In 2004, Moyes started questioning CDP leader Fred Nile's leadership after Nile's return to state politics following his unsuccessful attempt to win a seat at the 2004 federal election. Despite his previous support for Nile, Moyes argued that Nile's anti-homosexual, anti-abortion and anti-Muslim focus should be altered and that greater emphasis be placed on environmental issues. Tensions between the two men escalated following the 2007 election, when Nile was re-elected to the Legislative Council.

In 2007, the president of the Legislative Council, Meredith Anne Burgmann, retired from public service and the council sought a replacement. Tensions flared when both Moyes and Nile applied for the position. Nile subsequently withdrew his application and nominated Moyes at Moyes' behest. Peter Primrose was confirmed as president on 8 March 2007, Moyes having received only two votes, Nile's and his own. After Nile was made Assistant Deputy President on 28 June 2007 and then Assistant President 28 November 2007, Moyes began to publicly attack Nile.
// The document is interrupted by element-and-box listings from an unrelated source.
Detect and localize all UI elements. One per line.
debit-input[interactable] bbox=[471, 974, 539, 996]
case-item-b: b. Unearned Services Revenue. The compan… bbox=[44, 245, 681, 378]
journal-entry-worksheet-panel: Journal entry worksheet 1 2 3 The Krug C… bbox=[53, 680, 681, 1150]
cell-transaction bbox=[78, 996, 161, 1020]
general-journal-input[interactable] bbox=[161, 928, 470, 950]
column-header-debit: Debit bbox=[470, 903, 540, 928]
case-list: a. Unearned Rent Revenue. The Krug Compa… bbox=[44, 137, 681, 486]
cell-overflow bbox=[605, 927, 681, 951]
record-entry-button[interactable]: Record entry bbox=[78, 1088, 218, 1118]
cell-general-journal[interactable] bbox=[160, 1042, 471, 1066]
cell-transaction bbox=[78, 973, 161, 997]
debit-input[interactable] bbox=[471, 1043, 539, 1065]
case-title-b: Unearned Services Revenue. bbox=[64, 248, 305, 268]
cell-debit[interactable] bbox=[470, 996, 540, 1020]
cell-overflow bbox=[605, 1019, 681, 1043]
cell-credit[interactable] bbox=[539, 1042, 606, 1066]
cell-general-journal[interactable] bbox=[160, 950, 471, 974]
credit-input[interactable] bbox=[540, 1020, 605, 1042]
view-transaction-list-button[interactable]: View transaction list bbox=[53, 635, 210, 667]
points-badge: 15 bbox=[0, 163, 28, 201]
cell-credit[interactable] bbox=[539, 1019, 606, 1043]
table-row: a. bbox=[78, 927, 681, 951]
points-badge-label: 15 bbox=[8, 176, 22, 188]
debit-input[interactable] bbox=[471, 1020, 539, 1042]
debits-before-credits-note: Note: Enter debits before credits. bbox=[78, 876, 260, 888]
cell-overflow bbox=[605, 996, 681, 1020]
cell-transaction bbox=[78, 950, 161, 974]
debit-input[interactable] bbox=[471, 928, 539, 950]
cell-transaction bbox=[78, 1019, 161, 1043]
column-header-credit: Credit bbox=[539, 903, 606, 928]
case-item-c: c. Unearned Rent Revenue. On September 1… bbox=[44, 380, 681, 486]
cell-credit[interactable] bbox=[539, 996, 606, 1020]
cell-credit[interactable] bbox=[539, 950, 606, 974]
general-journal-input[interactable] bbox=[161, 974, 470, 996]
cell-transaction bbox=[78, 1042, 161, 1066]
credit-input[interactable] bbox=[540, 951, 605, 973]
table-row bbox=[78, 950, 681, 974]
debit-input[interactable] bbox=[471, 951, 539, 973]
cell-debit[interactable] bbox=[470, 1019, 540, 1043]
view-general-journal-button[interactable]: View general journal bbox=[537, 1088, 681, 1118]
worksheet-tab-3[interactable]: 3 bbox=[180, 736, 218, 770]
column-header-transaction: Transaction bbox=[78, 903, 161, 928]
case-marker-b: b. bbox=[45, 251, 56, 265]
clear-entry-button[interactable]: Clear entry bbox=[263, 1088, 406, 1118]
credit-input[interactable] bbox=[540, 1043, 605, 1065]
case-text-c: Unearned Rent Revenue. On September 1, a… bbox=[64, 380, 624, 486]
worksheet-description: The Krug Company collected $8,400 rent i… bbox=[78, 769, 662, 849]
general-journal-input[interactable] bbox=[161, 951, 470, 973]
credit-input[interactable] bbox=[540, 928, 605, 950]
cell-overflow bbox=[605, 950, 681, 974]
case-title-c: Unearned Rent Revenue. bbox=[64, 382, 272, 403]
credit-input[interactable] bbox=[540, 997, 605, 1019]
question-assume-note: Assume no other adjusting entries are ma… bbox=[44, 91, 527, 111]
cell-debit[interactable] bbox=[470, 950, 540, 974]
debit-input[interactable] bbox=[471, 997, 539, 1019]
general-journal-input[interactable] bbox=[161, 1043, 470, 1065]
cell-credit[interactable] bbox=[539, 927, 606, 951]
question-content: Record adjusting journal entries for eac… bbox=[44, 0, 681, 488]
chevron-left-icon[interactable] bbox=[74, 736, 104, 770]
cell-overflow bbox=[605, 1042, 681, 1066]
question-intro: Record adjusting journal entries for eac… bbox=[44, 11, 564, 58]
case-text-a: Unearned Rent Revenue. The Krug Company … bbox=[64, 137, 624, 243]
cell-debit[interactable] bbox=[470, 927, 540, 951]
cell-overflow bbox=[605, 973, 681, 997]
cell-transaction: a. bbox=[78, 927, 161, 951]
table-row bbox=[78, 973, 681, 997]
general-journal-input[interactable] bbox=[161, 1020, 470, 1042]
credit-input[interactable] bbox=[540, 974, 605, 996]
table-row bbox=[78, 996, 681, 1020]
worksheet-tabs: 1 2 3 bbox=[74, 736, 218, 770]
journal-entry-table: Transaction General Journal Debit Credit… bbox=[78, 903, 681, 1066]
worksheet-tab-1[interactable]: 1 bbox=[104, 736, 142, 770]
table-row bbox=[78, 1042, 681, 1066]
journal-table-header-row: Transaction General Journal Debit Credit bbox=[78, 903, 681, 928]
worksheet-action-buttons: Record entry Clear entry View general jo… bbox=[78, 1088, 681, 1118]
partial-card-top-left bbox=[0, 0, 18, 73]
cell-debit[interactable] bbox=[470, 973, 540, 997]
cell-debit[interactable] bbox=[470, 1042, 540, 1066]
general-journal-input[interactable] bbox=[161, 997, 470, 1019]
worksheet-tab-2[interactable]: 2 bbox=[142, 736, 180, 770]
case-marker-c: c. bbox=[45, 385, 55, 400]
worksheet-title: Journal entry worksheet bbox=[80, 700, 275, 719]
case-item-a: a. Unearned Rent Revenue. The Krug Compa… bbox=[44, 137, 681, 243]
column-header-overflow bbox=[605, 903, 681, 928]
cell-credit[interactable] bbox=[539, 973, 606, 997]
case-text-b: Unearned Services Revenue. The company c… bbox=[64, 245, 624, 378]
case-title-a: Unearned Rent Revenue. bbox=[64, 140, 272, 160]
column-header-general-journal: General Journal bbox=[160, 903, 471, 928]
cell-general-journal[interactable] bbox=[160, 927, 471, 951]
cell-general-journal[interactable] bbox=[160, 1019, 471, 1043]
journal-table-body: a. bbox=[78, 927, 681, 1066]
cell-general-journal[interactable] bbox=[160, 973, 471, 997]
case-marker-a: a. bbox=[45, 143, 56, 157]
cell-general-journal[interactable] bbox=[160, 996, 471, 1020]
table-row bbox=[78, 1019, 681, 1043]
In December 2007, Moyes said that Nile was going against his own party executive to oppose Islamic schools, saying that it was policy "made on the run" by Nile and was "certainly not democratic in its methodology or Christian in its theological application". He called for Nile to be replaced as party leader. In September 2008, Moyes said that Nile was too old to be a viable leader, accusing him of being "a pathetic figure" who was a "loner" with "no peers or friends". He also requested that his parliamentary office be moved, saying that his staff had been subjected to bullying and harassment.
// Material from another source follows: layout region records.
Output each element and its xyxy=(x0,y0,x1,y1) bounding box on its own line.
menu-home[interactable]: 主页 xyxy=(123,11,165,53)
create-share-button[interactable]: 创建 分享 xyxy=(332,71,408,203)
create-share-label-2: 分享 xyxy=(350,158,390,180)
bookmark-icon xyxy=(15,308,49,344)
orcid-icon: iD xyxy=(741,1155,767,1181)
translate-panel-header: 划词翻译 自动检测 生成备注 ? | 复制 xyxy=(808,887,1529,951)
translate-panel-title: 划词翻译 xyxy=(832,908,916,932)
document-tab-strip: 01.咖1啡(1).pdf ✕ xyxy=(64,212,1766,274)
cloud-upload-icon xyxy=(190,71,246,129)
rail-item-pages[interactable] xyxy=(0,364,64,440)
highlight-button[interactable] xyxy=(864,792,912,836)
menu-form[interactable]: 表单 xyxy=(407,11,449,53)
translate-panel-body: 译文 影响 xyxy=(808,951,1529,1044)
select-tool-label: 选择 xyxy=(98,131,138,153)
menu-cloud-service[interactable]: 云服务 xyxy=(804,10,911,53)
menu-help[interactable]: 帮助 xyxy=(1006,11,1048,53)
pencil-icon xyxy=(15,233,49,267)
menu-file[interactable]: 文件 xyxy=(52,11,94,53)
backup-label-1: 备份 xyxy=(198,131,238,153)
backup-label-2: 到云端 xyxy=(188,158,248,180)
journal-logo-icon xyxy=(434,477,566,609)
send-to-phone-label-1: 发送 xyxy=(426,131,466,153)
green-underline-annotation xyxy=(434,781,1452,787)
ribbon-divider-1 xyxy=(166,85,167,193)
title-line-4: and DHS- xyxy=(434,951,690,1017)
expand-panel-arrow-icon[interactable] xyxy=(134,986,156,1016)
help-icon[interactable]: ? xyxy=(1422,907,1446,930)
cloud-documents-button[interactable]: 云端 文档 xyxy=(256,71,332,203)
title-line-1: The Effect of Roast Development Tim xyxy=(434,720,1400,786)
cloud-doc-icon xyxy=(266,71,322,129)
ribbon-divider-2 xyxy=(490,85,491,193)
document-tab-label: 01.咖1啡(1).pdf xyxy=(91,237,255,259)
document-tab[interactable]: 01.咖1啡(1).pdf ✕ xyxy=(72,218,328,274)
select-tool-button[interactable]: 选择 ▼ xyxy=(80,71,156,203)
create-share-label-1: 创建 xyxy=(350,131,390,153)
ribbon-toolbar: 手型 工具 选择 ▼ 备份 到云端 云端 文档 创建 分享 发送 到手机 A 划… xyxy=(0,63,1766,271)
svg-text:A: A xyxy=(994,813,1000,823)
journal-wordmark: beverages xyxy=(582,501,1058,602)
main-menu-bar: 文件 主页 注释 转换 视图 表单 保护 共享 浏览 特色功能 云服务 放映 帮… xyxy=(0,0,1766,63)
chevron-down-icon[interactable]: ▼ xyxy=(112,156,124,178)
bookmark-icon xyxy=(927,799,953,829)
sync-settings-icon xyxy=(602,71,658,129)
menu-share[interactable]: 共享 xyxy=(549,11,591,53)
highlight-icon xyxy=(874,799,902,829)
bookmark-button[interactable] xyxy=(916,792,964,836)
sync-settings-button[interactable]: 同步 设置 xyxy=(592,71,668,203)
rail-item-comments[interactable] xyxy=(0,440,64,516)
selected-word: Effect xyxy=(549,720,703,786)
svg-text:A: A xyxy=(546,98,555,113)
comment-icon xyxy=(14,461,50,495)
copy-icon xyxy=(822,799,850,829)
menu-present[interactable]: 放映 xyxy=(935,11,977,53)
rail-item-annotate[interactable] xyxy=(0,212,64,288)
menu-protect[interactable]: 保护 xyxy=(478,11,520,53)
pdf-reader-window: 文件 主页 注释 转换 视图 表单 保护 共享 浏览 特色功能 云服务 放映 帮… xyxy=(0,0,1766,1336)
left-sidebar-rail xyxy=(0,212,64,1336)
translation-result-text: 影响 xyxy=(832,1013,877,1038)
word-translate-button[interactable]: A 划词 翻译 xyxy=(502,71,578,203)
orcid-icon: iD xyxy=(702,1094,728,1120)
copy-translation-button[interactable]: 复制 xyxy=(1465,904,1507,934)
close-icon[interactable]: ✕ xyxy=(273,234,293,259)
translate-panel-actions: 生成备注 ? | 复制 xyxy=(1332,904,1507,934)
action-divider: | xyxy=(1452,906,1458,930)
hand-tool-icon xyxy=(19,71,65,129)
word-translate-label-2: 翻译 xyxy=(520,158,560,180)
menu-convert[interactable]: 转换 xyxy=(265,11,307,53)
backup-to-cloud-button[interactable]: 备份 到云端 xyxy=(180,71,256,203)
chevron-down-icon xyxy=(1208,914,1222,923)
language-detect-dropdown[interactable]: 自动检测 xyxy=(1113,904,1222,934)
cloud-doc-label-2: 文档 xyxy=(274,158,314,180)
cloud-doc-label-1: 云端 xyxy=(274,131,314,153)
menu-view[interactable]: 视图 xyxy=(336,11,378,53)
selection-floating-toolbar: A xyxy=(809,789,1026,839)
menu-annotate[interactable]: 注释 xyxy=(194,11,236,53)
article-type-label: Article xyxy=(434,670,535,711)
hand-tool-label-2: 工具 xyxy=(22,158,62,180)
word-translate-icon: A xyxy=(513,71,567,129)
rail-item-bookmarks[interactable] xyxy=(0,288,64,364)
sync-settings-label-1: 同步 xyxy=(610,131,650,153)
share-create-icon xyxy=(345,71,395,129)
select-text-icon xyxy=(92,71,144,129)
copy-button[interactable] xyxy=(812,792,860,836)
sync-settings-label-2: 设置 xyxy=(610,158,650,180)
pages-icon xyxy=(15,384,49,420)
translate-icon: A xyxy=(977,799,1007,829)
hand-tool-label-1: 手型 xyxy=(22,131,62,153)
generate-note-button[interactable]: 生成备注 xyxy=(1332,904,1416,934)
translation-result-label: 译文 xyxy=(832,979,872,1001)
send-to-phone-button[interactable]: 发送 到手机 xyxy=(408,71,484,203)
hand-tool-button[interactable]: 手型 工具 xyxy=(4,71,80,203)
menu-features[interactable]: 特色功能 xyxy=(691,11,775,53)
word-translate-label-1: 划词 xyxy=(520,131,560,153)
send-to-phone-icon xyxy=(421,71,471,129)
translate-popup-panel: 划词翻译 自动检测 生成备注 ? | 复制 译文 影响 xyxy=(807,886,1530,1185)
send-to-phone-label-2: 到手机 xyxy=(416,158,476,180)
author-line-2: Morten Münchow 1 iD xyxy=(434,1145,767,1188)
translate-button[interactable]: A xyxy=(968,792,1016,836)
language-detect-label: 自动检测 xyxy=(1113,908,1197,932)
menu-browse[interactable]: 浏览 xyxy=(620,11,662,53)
In February 2009, Nile wrote in his monthly newsletter that he regretted allowing Moyes to take his wife's place upon her retirement "because of his disloyalty and divisive actions and his frequent support of the Greens". Moyes stated that the "Greens" were "far more Christian". In March 2009, the members of the Christian Democratic Party voted to expel Moyes. Moyes responded by stating that the Party was "hypocritical", "anti-democratic" and exhibited "extreme fundamentalism". Moyes chastised party members for their literal interpretation of the Judeo-Christian Bible and made a point telling the Sydney Star Observer that the CDP stance against homosexuality was un-Christian.

Moyes continued in parliament as an independent before joining the Family First Party in November 2009. On 26 March 2011, Moyes failed in his attempt to be re-elected to the Legislative Council at the 2011 New South Wales election.

==Other details==
Awarded a number of honorary degrees, Moyes was awarded a Doctor of Divinity (honoris causa) from the California Graduate School of Theology in 1985, a Doctor of Laws (honoris causa) also from the California Graduate School of Theology in 1989 and a Doctor of Letters (honoris causa) from Milligan College, Tennessee, also in 1989.

Moyes was appointed a Companion of the Order of Australia on 26 January 2002 for service to the community in the delivery and expansion of social welfare and outreach services through the Wesley Mission, for fostering networks and partnership arrangements with other agencies to make services more widely available, and to religion. He has also received the honours of Member of the Order of Australia (1986), was appointed a Paul Harris Fellow in 1978 by Rotary International, and received the 1986 Australian Father of the Year award. In 1994, Rotary International recognised Moyes with the president's "distinguished service" award.

Moyes lived in Tumbi Umbi on the New South Wales Central Coast. He died on 5 April 2015 in Sydney.